Tourné juste après le premier épisode de « Mad Max », il est peu dire que« Tim » n’a pas eu le même destin que son illustre prédécesseur. Sorti en vidéo avec pour seul argument la présence de Mel Gibson au générique, cette production Australienne racontant l’histoire d’amour entre une femme mûre et un jeune attardé mental, n’est toutefois pas aussi mauvaise que l’on aurait pu le redouter. Unique réalisation de l’acteur Michael Pate (vu notamment chez Mankiewicz et Sturges), « Tim » souffre surtout de la comparaison avec « Breezy » de Clint Eastwood, où ce dernier abordait six six ans auparavant un sujet très proche. Mais alors qu’Eastwood réussissait à provoquer quasiment à chaque instant l’émotion, que ce soit par la délicatesse avec laquelle il traitait ses deux héros, ou encore l’évolution de leur relation, toujours crédible, Pate montre d'énormes difficultés à faire ressentir au spectateur de telles sensations. Pourtant, sa mise en scène, plate au possible, présente paradoxalement quelques avantages : l’oeuvre ne tombe jamais dans un pathos insupportable et mièvre, l’esbroufe visuelle étant ainsi évitée. De plus, alors que l’on pouvait craindre la caricature grossière des « petites gens », on se prend de sympathie pour les parents de Tim, brave couple qui, malgré un trait forcé, évite sans trop de soucis l’image habituelle de la famille odieuse et brutale.
Reste que nous ne sommes jamais surpris par le déroulement du film, que ce soit dans la tournure que va prendre la relation entre Mary et Tim, où encore les réactions de la soeur de ce dernier, comme s’il fallait pour chaque film traitant de la question du handicap un personnage intolérant, d’autant que celui-ci n’est ni efficace, ni vraiment cohérent. L’ensemble de l’oeuvre n’est d’ailleurs jamais vraiment crédible, la faute à un déroulement plutôt mollasson et à des dialogues banals, ne réussissant jamais à nous convaincre des pouvoirs de séduction que peut avoir Tim sur Mary, physique excepté bien sûr.

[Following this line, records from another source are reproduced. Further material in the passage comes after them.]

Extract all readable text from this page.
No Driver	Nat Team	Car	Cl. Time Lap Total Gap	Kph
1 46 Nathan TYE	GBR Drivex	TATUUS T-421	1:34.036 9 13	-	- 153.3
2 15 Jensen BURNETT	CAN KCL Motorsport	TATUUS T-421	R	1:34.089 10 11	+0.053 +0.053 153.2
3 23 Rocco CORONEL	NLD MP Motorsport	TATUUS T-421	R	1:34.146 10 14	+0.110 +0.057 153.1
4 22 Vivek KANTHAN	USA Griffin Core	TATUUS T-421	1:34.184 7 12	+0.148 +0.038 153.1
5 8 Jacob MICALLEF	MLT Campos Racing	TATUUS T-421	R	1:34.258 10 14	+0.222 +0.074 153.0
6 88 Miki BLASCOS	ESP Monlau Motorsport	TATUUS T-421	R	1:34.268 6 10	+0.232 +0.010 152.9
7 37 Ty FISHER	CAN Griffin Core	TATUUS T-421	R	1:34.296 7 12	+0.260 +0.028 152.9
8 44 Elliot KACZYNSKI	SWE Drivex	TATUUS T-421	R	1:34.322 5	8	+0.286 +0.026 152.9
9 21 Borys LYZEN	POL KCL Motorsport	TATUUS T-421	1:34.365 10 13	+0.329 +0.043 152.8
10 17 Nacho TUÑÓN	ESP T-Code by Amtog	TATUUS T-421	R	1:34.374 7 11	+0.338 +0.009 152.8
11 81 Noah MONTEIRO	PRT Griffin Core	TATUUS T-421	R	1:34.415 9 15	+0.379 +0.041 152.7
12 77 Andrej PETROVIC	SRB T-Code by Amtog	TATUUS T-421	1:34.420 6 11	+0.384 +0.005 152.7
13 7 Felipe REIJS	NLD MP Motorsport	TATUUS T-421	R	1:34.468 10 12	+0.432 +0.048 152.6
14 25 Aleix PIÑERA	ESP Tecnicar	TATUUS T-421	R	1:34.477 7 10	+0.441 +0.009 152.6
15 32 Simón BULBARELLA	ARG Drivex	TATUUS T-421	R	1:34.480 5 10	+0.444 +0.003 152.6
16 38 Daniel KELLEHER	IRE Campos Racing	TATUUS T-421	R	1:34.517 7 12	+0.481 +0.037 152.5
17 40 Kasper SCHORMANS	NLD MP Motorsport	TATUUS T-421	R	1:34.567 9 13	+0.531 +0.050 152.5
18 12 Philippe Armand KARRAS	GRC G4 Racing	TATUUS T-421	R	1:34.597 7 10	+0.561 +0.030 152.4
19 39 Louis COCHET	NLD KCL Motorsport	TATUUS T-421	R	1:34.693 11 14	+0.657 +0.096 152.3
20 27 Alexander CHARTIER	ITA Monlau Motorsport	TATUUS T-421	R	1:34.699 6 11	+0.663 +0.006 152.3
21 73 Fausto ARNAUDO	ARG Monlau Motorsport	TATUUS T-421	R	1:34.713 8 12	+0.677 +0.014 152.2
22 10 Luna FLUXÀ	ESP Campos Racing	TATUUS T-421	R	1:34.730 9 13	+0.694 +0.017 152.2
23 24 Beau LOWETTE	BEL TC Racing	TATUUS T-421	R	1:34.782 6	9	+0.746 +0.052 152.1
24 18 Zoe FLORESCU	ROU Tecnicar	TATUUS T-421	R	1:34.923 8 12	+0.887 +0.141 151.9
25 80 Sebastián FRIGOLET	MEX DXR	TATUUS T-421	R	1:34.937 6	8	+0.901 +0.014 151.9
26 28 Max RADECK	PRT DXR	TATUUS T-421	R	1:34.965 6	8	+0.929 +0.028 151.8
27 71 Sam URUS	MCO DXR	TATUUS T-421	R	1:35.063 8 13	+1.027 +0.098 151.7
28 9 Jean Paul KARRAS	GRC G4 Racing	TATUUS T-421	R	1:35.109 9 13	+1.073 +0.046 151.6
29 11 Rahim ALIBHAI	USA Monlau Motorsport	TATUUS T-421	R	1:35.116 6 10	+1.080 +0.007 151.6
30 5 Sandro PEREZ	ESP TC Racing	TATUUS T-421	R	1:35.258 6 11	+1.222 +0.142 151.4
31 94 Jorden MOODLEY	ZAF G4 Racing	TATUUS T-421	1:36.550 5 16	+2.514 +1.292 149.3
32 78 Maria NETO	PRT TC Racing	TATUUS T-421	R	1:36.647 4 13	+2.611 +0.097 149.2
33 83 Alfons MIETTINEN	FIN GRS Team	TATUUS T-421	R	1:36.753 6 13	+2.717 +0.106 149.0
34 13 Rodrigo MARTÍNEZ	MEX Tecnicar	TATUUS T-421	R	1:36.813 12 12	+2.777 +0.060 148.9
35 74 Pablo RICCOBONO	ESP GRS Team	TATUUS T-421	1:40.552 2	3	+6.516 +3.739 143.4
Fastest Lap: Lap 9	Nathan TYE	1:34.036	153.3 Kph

Heureusement, Mel Gibson s’avère à la hauteur dans un rôle pourtant très casse-gueule, restant toujours dans une retenue qui lui va à ravir. Pourtant, ce n’est pas lui le principal argument du film, qualitativement du moins : c’est bien Piper Laurie. Principalement connue pour sa splendide interprétation dans «L’Arnaqueur» et du grand public pour son rôle non moins mémorable de la mère de Carrie dans le film éponyme, celle-ci fait ici étalage de tout son talent : nuancée, subtile, douce : elle est un peu tout ce qui manque au film pour que celui-ci soit une vraie réussite, preuve qu’une toute autre carrière aurait pu, aurait dû être possible pour elle.
Ce très beau duo de cinéma aurait même pu être suffisant si l’ensemble ne souffrait pas d’un défaut majeur et irréparable : sa musique. Autant celle-ci peut parfois être un réel argument pour la réussite d’un film, autant elle est ici un véritable boulet dont l’oeuvre ne se relèvera d’ailleurs jamais vraiment. Ringarde, dégoulinante et rapidement énervante, évoquant une sorte de Michel Legrand de l’indigent, elle vient de plus souligner systématiquement les moments importants du film, lui ôtant toute possibilité d’émouvoir dans les scènes-clés, et même de manière générale. On oscille par conséquent entre deux sentiments : celui d’avoir vu une oeuvre sincère, où la caricature est joliment évitée, mais également celui d’une tentative beaucoup trop naïve (à l’image de la fin) et limitée pour la rendre convaincante. Dommage avant tout pour ses deux acteurs principaux, qui méritaient vraiment mieux que ce petit film pas antipathique donc, mais totalement anecdotique.